Should I change my practice as a result of this evidence?
Sometimes you may not find any relevant evidence to patient population which may influence how you manage patient.
If you found no evidence that chiropractic was better, then decision on how to manage patient would probably be to use physiotherapy.
When deciding to on whether to act on evidence we find we should refer back to see how closely the study participants match those of your clinical context:
Were all important outcomes (including harms) considered?
Are the patients and healthcare setting in the trial similar to mine?
What is the cost of the intervention?
What other treatments are available? 🡪 What is their relative cost?

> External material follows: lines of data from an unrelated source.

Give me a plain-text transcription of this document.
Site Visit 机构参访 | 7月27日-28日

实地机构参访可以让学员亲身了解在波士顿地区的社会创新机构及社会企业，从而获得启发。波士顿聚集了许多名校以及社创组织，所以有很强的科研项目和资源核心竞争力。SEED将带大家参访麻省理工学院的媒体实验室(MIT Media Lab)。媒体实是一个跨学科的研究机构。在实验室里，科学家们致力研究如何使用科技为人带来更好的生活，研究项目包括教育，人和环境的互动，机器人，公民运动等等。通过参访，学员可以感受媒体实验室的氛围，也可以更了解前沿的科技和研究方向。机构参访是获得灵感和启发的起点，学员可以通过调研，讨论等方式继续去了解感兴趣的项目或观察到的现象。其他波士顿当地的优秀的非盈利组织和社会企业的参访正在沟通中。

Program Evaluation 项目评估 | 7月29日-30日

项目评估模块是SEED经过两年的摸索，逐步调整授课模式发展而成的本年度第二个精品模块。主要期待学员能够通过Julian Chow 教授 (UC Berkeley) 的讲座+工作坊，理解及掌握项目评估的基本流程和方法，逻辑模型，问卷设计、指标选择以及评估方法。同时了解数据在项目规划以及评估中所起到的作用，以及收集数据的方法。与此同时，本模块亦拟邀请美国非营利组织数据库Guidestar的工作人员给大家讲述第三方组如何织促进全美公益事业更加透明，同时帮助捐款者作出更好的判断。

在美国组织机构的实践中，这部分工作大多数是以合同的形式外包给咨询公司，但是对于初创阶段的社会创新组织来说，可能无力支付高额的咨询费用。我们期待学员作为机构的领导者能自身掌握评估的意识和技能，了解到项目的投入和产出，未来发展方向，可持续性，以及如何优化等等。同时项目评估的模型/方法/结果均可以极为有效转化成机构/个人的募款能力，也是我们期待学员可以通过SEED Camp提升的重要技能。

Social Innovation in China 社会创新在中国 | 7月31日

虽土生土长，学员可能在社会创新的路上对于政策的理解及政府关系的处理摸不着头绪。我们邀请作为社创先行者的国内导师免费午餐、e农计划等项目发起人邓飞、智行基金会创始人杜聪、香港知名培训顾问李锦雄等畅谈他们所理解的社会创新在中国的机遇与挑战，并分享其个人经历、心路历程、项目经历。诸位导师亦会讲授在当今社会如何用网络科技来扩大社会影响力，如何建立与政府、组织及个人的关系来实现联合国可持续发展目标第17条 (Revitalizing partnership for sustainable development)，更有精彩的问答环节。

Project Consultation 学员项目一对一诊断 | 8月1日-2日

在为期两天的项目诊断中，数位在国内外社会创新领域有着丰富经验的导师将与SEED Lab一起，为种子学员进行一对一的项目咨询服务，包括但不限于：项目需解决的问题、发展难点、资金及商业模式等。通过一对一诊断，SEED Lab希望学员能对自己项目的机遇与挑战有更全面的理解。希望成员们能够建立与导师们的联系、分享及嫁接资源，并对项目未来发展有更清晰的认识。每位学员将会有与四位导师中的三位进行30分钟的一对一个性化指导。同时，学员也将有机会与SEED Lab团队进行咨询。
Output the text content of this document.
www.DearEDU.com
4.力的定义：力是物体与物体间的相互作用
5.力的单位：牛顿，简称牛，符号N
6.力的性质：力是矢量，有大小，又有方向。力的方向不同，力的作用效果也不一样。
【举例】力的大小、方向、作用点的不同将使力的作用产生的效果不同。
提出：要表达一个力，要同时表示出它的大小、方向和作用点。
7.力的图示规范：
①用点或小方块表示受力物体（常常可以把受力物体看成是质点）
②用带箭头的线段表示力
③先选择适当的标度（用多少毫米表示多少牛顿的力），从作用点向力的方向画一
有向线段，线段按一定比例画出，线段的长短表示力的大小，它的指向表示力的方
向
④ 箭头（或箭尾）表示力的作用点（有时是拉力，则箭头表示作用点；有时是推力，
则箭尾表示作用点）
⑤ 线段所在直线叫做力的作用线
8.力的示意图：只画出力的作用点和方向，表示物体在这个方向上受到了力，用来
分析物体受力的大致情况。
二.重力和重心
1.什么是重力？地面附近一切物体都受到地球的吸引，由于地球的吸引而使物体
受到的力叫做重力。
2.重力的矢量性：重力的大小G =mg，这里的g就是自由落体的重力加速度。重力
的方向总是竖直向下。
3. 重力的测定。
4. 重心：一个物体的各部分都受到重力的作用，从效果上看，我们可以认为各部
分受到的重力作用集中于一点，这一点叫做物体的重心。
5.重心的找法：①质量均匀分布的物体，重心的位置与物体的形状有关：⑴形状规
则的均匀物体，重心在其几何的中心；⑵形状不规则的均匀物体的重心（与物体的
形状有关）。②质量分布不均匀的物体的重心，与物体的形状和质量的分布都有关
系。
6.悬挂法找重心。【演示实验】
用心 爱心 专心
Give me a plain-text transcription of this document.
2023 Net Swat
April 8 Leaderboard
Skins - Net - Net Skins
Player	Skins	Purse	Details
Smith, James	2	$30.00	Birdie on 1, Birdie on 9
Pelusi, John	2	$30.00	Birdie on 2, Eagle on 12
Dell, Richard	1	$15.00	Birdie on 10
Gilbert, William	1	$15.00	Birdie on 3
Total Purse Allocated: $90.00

Is work force skilled enough that you can offer the treatment?

Question 35

Take home messages
Appraisal of RCT evidence asks the questions:
Does the study address a research question which is relevant to my clinical problem (PICO)?
Were steps taken to reduce bias?
Randomisation and allocation concealment to minimise selection bias Blinding to minimise measurement and performance bias
Complete follow up to minimise attrition bias
Intention to treat analysis
If the study was done well (valid), what were the results
direction, size and precision
Acing on evidence (changing clinical practice) requires consideration of the relevance of the evidence to the particular clinical context.